“Jaime and I played around with testing. I’ve advised a couple of farmers, so I knew what to look for. John Nelson wanted to know.”
Campbell clipped a photo to the line with a sharp snap of his wrist. “I just bet he did.”
“These are stunning. So much variation. I mean, black and white…” She shrugged, searching for the right words, knowing photographs were so much more than two simple colors.
He turned to face her, bracing his hands on the table and leaning against it. The barest hint of a smile crossed his face, though she sensed the amusement was aimed at himself. “Split filter printing. Multiple filters and separate exposure times create a broad tonal range.”
At her questioning shake of the head, he laughed softly. “All those variations of black you’re seeing.”
She nodded. “Ah…”
“Couldn’t sleep?”
She shrugged, her gaze dropping to his photographs.
“Me either.” He gripped the dangling cord on his hoodie and gave it a quick tug. “Your hair.”
She lifted a hand to run her fingers through it, but he pushed off the table, the sudden movement stopping her.
“Don’t,” he said, his voice quieter now. “It’s?—”
Tilting her head just enough to catch him from the corner of her eye, she waited.
“Beautiful,” he finished.
Fontana’s breath caught as all the things she wanted to say hovered in her throat, locked in place by fear and uncertainty. “What’s the big boy for?” she asked instead, jacking her thumb toward the metal beast in the corner as the darkroom’s temperature seemed to skyrocket.
“An enlarger. It projects an image from negative to paper.” He walked to the piece, trailing a teasing finger along a glass plate. “A Meopta. I used one years ago during a semester abroad. This one’s a 1960s version. Czech.” He gave his hoodie string another tug. “Like the truck, I prefer the old stuff.”
“You’re not comfortable with me here, are you?”
He glanced at her, wistfulness softening the edges of his gaze. Amber light washed over him in a gorgeous tide. She’d never seen him betray even a hint of shyness, and his reticence was oddly charming. She wanted to strip away the layers of caution wrapped around him, but how could she when she had her own—just as powerful, just as terrifying, just as real—to face?

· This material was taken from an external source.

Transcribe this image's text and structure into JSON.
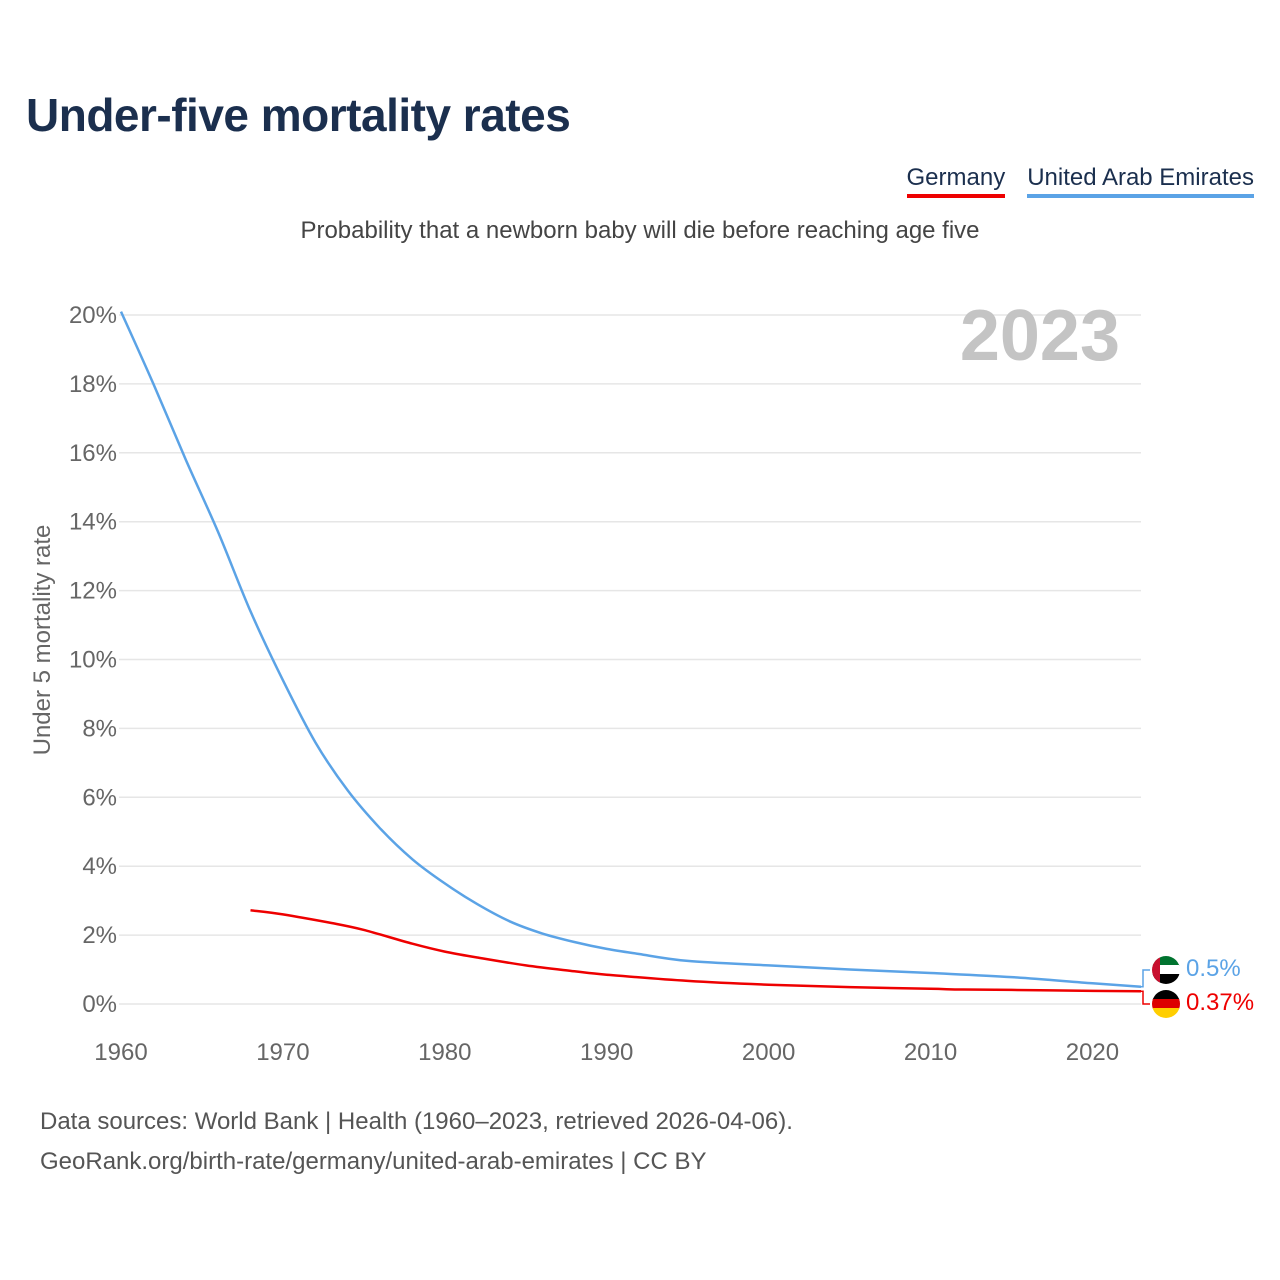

“The darkroom is my passion.” He sighed, raking a hand through his hair. “Most of my work goes to a creative team now, after I take the shots. Color’s a bitch to develop, too time-consuming. And digital is coming on the scene. It’s probably going to upend everything. Frankly, maybe it already has.”
“There are other things you could work on. Other passion projects to even the playing field.”
He twisted a knob on the enlarger, sending the metaland glass head gliding up and down. “Have you been talking to John Nelson or something?”
She let out an aggrieved breath. “This is friendly advice, Campbell. That’s it.”
“Listen.” He shoved a negative strip into a slot, fiddling with a grip on the side. “Excuse me for my caginess, but I don’t know what having a friend feels like. And here, with you…”
Adjusting the negative, he did that humming thing under his breath. “Sometimes people get their signals crossed, okay?”
“You didn’t get your signals crossed. I came to you.”
He slipped his glasses off and rubbed his eyes so hard he was probably seeing stars.
His gaze, when it finally met hers, was bleak. Emotions chased each other across his face—wonder and something haunted. “I’m not equal to this. Being with you is like breathing deeply for the first time in years, a bracing jolt I feel clear to my toes. So much change, and you in the middle of it. Kit, my job, the Rise. My life doing a complete 180. I can’t keep up.”
Her lips parted, but she had no words.
“Do you know I took a photo of you? In the field, when I had the class at the barn.” He pushed the negative strip into the slot and pulled it back. Again. And again. “I’ve been working on it, trying to tighten the shot. Bring you into sharper focus.”
She debated, close to crossing the room to shake some sense into him—or kiss him until he truly saw stars. “And…that’s…what?”
“I took the shot because you were in the distance. A safe fucking distance. On the periphery. Not a critical component.” Campbell ripped the negative from the enlarger and threw it onto the table. “I’m trying to let this thing between us fade, like a photo that’s been sitting too long in the sun. Agentle fade. Because you’re as close as I can let you get.” Pausing, he turned to her, the expression on his face lethal. “Too close. And then here I am, trying to bring you closer. Even if it’s only in a photograph. It’s masochistic.”